Si tratta di una vera e propria operazione di propaganda elettorale. Dietro le belle parole e le spiegazioni tecniche si nasconde una realtà ben diversa. L’amministrazione ha fatto rimuovere 190.000 metri cubi di terra e ha abbattuto oltre 450 alberi maturi (secondo alcune stime si arriva quasi a 700 considerando tutte le fasi). Tutto questo per abbassare il terreno nella golena e creare le tanto celebrate “spiagge fluviali”, aree ludiche che saranno fruibili solo quando il fiume sarà basso. Alberi sostituiti da piantine giovani che impiegheranno decenni per crescere: un pessimo affare ambientale spacciato come al solito per soluzione ecologica.
La giustificazione ufficiale è sempre la stessa: “dare più spazio all’acqua” dopo le alluvioni. Eppure l’intervento appare marginale dal punto di vista idraulico. Ridurre il livello del terreno di poche decine di centimetri in un tratto cittadino ha un effetto limitato di fronte alle piene del Santerno. Nel frattempo, le opere davvero utili – le casse di espansione a monte, a partire da San Prospero – vengono citate solo di sfuggita, nonostante se ne parli da oltre venticinque anni senza risultati concreti.
Una scelta che molti cittadini vivono come uno schiaffo: prima si taglia il verde storico, poi si promette di ripiantare “più alberi di quanti ne sono stati tolti”, sapendo bene che un alberello appena piantato non vale un albero adulto.

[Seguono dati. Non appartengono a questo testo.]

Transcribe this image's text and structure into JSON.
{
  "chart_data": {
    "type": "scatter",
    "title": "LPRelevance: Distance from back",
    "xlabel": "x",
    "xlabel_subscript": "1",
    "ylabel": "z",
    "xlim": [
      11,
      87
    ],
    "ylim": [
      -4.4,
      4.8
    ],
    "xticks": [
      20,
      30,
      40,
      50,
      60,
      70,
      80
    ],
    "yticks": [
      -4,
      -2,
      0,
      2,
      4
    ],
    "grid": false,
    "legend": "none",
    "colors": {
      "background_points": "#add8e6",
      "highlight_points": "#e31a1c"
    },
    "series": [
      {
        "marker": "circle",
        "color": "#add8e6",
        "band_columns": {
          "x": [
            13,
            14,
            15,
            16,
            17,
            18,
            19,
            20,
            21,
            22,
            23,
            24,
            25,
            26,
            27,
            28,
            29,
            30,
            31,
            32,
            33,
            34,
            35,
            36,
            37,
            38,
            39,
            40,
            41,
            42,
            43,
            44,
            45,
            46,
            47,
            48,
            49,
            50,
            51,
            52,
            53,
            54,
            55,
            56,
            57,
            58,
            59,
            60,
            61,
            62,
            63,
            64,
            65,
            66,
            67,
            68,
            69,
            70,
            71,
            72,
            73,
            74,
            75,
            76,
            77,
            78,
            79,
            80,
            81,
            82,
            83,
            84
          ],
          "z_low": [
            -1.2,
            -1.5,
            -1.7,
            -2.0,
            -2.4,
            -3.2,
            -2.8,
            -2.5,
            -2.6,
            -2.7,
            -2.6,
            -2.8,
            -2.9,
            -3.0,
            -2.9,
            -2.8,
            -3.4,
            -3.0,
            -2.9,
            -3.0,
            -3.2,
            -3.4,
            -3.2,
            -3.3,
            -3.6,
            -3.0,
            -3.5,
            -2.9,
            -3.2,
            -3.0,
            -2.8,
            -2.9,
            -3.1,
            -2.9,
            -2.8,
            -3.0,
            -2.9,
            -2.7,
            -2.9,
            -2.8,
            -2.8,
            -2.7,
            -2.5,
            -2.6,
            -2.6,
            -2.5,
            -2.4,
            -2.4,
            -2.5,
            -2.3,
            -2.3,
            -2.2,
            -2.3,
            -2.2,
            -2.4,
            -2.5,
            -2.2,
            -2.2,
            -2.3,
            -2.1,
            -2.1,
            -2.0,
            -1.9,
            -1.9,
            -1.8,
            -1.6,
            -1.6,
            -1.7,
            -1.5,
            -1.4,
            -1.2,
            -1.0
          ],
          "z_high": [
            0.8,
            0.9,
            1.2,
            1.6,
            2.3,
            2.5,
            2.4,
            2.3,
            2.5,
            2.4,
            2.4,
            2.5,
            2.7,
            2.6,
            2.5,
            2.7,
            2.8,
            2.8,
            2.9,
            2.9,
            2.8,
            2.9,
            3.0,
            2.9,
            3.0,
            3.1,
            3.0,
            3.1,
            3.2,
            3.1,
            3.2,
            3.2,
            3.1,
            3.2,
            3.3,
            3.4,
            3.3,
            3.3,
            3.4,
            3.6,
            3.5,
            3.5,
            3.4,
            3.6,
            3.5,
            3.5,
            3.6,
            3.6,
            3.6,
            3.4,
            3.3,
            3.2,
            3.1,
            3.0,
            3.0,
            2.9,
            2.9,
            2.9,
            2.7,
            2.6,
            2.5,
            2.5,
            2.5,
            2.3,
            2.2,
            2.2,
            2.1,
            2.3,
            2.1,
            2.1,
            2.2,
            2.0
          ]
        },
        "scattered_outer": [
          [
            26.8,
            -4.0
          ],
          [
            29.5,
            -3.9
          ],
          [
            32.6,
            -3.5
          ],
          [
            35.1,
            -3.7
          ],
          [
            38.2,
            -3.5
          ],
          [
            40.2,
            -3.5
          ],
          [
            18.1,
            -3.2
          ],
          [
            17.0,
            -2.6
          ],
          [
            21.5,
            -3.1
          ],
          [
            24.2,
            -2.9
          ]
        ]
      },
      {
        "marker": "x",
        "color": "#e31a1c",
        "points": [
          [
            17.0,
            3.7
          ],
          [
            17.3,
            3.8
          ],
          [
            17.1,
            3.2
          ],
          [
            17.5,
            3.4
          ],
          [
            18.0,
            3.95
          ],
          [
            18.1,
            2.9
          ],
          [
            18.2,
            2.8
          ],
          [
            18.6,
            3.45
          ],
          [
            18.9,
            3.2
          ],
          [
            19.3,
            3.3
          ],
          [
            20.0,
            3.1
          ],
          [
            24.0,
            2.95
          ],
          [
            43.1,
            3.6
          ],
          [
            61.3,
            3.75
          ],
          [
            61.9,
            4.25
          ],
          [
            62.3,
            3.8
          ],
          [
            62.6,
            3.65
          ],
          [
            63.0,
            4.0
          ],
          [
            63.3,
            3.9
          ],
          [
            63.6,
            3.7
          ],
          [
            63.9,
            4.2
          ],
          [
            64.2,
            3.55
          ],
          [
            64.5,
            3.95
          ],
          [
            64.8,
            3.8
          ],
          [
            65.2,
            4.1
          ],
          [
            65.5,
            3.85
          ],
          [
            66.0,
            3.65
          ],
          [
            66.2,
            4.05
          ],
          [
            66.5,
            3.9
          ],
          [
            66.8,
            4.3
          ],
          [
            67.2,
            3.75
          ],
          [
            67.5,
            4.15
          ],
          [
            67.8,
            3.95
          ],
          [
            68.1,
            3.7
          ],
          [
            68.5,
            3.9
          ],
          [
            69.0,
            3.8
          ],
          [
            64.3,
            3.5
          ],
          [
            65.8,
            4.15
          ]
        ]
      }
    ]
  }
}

I commenti dei cittadini sotto i post dell’amministrazione sono chiari: molti parlano di “scempio”, “devastazione del verde”, “propaganda inutile” e si chiedono perché si spendano soldi per fare le spiagge invece di mettere in sicurezza davvero la città? L’opposizione e i comitati ambientali hanno denunciato da mesi la stessa cosa: priorità invertite e una comunicazione che cerca di nascondere le lacune con bei video e parole rassicuranti. Questo non è un progetto “coraggioso e necessario”, è l’ennesimo esempio di come questa amministrazione preferisca l’apparenza alla sostanza, il marketing alla vera sicurezza dei cittadini.